Durante los últimos días se ha vuelto a instalar el debate en torno a la eutanasia. El resurgimiento de la intención de avanzar hacia su legalización en nuestro país se sustenta, para quienes la promueven, en la autonomía de las personas para decidir no seguir viviendo en virtud de un estado de deterioro que lo justificaría, y en que el episodio de la muerte requiere un trato digno que hoy estaría ausente. Estas premisas, que en principio pueden parecer atendibles, esconden una perspectiva de la realidad que requiere un debate más profundo.
En la medida que el argumento de la autonomía de la persona ha sido el más recurrente en la discusión sobre este tema, podemos suponer que para quienes promueven la eutanasia la dignidad humana se centraría en el ejercicio de una libertad que se agota en la facultad de elegir, y donde su pérdida implicaría quedar sometido al poder de terceros en un aspecto personalísimo como es la propia vida. Sin embargo, esta posición no considera la vulnerabilidad y la dependencia como circunstancias que también pueden afectar cotidianamente a las personas. Por eso creo que la autonomía necesariamente debe relacionarse con la justicia, que llama a cuidar y acompañar a quienes se encuentran en una situación de vulnerabilidad, en este caso por sufrir una grave enfermedad.

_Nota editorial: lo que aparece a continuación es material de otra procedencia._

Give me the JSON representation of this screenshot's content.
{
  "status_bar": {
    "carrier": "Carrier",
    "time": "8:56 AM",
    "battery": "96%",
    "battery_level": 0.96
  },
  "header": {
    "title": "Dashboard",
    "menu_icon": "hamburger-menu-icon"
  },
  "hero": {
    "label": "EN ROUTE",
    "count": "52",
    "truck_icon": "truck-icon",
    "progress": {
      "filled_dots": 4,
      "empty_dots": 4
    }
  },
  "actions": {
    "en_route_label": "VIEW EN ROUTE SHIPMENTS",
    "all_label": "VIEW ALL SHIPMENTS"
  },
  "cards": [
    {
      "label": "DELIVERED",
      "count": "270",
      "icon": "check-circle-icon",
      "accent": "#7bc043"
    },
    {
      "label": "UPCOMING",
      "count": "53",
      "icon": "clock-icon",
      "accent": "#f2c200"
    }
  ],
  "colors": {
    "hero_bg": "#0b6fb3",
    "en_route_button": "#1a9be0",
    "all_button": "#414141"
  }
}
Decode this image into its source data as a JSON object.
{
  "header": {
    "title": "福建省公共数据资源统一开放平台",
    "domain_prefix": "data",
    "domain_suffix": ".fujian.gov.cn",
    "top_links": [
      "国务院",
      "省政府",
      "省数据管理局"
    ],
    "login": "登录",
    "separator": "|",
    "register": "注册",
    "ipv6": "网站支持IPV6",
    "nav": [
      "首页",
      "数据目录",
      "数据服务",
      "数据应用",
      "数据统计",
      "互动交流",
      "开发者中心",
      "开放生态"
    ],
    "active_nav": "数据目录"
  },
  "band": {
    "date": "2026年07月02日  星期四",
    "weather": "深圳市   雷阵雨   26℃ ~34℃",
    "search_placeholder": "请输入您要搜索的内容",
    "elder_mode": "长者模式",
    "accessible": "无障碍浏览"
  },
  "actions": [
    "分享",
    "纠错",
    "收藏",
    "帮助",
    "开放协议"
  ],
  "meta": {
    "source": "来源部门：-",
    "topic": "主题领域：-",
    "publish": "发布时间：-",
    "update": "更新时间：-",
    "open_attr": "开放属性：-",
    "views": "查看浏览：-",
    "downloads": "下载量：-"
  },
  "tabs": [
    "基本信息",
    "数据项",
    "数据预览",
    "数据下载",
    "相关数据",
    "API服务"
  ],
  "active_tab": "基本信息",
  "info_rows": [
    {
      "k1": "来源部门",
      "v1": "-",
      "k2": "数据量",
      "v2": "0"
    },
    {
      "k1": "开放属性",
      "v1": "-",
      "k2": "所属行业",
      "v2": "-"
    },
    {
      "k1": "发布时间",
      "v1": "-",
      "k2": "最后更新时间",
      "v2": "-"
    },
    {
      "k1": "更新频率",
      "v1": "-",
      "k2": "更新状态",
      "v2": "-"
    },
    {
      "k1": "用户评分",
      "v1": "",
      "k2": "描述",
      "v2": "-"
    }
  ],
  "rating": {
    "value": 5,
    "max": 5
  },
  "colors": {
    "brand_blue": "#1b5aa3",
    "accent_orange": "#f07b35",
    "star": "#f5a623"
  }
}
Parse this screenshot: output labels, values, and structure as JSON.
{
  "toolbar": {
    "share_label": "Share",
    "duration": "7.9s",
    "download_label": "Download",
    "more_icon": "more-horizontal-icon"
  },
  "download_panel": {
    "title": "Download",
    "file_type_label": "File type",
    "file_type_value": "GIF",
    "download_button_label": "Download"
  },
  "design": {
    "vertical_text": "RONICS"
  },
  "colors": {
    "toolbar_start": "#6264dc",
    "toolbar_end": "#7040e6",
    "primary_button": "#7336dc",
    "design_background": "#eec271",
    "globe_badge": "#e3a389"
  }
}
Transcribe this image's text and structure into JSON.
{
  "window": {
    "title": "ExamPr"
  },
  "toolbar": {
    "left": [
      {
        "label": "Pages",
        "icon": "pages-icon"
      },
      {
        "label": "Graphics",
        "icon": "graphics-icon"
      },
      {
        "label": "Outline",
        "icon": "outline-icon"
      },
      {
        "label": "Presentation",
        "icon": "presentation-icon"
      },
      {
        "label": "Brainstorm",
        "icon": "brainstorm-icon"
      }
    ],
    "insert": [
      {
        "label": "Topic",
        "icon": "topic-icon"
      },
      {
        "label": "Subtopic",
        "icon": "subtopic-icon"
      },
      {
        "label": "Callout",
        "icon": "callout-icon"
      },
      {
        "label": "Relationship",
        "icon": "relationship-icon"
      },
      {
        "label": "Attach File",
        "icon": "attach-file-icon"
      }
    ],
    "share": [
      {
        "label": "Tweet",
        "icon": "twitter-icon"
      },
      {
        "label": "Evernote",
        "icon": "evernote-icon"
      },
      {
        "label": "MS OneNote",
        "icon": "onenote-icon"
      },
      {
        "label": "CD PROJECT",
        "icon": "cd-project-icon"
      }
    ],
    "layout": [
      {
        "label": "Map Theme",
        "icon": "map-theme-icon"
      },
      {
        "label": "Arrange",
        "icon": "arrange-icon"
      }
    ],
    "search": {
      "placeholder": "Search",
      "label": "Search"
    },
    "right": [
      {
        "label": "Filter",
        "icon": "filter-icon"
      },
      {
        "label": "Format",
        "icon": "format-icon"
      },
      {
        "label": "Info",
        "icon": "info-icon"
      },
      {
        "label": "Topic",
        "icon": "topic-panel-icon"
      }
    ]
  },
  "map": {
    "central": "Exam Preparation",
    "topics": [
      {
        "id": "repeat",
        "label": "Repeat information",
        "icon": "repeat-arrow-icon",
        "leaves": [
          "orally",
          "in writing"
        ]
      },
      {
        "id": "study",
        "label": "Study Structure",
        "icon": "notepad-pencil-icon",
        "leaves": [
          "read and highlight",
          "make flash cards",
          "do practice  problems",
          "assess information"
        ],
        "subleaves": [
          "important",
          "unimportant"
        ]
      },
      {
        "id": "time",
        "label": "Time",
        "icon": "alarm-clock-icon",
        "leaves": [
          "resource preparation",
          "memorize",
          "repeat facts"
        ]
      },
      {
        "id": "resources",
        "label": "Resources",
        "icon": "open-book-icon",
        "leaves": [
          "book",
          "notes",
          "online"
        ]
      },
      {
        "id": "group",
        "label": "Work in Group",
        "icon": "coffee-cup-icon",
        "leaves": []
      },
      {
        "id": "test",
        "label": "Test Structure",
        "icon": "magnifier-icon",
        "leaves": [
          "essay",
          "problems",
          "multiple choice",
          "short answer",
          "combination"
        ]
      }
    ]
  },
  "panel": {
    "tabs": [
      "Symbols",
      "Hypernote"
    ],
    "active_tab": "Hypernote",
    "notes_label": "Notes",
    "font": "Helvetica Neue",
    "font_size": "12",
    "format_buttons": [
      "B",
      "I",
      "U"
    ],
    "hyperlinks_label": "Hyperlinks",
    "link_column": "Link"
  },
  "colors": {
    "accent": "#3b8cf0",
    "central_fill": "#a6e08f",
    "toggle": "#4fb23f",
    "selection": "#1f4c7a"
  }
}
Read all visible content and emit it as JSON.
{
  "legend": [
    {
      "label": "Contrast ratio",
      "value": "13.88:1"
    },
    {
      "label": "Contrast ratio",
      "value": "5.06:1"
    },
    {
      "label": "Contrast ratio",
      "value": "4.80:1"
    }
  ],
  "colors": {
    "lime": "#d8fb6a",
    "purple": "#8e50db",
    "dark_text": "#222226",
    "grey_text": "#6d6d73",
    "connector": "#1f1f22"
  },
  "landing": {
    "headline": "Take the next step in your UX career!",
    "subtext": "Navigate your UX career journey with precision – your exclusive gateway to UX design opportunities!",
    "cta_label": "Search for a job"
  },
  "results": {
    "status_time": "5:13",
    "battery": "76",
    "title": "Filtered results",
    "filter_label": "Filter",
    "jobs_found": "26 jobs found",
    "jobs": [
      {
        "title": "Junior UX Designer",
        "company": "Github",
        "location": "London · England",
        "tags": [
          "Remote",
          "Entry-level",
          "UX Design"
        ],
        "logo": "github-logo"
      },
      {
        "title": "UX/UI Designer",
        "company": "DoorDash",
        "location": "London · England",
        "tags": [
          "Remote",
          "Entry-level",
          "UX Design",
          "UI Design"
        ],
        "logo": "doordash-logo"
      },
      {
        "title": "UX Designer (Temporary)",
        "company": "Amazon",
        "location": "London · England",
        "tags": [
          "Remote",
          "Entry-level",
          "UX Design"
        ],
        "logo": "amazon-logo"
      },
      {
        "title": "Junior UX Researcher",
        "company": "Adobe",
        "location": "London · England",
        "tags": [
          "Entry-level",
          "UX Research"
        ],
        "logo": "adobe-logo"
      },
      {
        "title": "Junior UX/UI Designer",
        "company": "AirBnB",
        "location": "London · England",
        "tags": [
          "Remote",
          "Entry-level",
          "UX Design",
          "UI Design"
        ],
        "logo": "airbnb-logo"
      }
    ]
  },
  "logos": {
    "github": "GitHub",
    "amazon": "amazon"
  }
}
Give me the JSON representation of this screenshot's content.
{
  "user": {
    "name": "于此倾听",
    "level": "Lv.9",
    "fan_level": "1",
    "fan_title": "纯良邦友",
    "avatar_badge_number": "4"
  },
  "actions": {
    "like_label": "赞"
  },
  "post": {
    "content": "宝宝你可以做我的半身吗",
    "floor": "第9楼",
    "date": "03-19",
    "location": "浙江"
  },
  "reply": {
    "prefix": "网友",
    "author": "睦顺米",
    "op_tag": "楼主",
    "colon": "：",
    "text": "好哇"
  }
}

Otra fuente de este debate se encuentra en una característica propia de nuestro tiempo sobre la que hemos reparado poco, cual es un cambio simbólico de la muerte. En una parte de la sociedad avanza una tendencia a ocultar la muerte o a disfrazarla, lo cual supone vaciar el sentido que tradicionalmente tuvo en diversas culturas. En efecto, atrás han quedado los rituales que incorporaban a la muerte como un proceso natural en el ciclo de la vida, para abundar en adornos que pretenden atenuar el sufrimiento que conlleva el fin de una vida y que, en definitiva, evaden una reflexión sobre el sentido que ésta pueda tener. Este vacío ha sido poco tratado porque hasta ahora el paso de la vida a la muerte se ha reducido a una gestión entregada a especialistas y burócratas que se ocupan de ella a partir de protocolos médicos y procedimientos legales.
El riesgo que supone esta visión está en que el enfermo, o cualquiera que pierda su autonomía, podría ser tratado como una carga cuya muerte sea recibida como un alivio para su entorno, pero no porque traiga descanso al enfermo sino porque excusa a sus cercanos de las cargas que éste supone: desgaste emocional, endeudamiento, etc. Enfatizar solo la autonomía terminará por marginar a los más vulnerables.
En este contexto, nuestra posición en este debate es que, antes de seguir avanzando, convendría asumir como inexcusable la pregunta sobre hasta qué punto el llamado derecho a morir que se pide atenta contra la dignidad de la vida.